A LLITHFAEN woman who admitted making fraudulent loan applications to the Department for Work and Pensions, supposedly for a vulnerable neighbour, has received a 27-week suspended jail term.
Sharon Jones, 33, of Awelfryn, was told by Judge Huw Rees at Caernarfon Crown Court: “You deliberately targeted a vulnerable victim to try and dig yourself out of a financial mess.”
She must complete 180 hours unpaid work and attend a thinking skills course.
Prosecuting counsel Matthew Curtis said the neighbour, also in her 30s, signed six budgetary loan applications but didn’t know about 17 more. The DWP allegedly lost more than £6,000.
Mr Curtis said Jones had become involved in Brenda Roberts’s finances, to assist her, between August 2011 and March 2015.
The judge said Jones was arrested in April 2015 but not charged until April last year. “Lamentable, isn’t it?” he remarked.
Jones pleaded guilty to an offence of fraud.
Elen Owen, defending, said: ”This is a sad case where the offending has come about as a result of two women of similar age, both of them struggling daily with issues.”
Counsel said Jones assisted family members who had health problems.
Ms Owen urged the court to suspend the sentence.
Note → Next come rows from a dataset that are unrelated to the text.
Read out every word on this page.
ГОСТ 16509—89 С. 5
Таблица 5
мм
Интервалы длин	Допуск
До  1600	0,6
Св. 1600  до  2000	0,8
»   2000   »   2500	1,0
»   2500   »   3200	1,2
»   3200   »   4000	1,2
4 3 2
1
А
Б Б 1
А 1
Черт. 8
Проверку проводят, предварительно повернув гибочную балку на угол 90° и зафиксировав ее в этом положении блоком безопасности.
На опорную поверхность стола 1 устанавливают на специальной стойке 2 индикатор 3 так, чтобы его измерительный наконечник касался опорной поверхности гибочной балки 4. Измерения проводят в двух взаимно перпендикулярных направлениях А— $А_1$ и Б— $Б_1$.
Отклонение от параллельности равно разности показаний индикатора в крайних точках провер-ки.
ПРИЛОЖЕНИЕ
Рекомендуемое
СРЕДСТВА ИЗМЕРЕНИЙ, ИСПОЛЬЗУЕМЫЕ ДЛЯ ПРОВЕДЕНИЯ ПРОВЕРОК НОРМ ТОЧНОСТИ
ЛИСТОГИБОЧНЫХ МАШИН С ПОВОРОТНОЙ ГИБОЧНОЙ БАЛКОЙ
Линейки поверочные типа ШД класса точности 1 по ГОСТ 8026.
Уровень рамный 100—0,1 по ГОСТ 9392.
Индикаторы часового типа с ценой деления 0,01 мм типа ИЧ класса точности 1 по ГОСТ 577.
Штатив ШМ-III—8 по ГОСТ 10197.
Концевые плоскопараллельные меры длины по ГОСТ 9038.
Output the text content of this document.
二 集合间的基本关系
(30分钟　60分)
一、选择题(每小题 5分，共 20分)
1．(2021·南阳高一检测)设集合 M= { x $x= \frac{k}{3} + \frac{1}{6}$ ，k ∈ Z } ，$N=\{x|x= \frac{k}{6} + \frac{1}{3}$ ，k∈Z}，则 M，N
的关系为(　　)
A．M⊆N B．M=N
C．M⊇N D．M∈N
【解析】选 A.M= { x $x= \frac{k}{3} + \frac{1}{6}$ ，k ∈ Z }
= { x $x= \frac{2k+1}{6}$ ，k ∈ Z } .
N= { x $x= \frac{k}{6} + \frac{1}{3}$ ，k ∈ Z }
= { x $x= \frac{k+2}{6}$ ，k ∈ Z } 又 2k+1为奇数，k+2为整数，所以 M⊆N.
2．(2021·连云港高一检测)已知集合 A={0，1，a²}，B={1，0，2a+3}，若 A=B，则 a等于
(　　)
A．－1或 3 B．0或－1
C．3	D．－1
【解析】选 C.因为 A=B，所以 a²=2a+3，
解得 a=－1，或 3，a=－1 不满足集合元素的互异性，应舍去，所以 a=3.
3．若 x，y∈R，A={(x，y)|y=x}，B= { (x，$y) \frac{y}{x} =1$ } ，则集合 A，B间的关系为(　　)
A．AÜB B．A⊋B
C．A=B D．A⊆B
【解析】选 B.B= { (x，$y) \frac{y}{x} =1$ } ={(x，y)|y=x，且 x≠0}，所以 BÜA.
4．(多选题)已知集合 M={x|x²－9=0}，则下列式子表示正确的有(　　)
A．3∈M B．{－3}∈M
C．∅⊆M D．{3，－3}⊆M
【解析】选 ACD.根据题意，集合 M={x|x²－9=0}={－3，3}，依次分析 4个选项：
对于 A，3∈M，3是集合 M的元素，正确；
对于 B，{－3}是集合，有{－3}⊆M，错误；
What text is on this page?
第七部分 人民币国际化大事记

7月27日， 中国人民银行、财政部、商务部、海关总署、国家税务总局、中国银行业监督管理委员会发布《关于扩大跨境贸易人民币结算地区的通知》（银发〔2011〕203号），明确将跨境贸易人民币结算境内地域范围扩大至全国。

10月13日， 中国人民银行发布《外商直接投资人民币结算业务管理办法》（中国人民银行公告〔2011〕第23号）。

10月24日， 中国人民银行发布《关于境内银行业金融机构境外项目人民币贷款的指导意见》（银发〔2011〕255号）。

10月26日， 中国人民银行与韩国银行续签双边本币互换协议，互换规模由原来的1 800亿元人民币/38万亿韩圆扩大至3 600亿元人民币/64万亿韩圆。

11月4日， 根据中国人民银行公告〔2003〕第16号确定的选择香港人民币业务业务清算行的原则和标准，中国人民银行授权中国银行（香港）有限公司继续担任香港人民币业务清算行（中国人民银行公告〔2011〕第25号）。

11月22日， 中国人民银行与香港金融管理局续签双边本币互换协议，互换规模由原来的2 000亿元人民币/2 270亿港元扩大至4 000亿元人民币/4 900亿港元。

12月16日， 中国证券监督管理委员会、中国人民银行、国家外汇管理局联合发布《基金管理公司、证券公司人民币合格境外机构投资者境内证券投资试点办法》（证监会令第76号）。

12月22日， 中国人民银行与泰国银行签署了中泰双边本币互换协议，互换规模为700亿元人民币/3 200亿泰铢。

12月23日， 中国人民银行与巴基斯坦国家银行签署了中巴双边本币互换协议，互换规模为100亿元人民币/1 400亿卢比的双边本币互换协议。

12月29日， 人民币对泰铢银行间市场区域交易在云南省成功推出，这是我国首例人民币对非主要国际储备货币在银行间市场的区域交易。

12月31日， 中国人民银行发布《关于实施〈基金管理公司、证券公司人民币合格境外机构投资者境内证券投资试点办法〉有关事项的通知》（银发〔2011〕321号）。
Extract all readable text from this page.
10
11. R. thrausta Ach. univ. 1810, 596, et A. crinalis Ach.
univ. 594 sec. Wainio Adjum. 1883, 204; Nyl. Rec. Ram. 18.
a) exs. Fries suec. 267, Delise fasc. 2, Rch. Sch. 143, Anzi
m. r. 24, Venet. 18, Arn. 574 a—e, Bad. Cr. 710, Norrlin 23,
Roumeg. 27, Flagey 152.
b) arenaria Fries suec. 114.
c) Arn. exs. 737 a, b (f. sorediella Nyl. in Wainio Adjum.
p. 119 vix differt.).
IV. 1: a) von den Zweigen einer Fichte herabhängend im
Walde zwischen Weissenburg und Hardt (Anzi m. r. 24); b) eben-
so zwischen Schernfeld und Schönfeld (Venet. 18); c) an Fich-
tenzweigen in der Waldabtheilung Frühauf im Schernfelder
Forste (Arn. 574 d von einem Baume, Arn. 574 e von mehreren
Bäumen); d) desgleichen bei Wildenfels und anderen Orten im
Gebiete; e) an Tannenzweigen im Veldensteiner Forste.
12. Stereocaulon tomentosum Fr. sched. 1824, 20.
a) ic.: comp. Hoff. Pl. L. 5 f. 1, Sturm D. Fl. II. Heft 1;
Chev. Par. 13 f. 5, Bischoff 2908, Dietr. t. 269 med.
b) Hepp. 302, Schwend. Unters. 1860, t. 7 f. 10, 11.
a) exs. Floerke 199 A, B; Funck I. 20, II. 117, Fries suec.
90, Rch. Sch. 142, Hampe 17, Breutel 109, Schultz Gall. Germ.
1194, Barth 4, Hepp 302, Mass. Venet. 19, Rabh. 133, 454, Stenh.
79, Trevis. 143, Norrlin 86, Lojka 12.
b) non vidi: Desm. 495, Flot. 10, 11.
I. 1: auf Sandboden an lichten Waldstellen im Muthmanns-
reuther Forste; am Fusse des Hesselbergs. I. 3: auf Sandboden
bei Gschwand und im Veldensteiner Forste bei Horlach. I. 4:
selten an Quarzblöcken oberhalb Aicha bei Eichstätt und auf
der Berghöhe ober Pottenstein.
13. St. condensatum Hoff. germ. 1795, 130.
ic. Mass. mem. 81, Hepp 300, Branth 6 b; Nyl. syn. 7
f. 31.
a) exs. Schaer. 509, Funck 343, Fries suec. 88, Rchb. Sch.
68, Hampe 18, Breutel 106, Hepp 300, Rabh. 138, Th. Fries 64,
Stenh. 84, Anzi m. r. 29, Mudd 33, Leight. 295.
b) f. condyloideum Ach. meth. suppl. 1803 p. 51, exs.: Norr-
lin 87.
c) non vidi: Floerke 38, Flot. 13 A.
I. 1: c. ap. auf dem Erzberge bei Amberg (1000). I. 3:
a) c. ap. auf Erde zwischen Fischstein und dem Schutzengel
Judge Rees told the defendant: “I am not going to send you to prison.”
After hearing she was interviewed in English for a pre-sentence report, he added: “I am very sorry you were not interviewed by the probation service in Welsh. That is atrocious in my view.” The judge said in open court: ”I would like someone in the probation service to explain why this defendant wasn’t interviewed in Welsh.”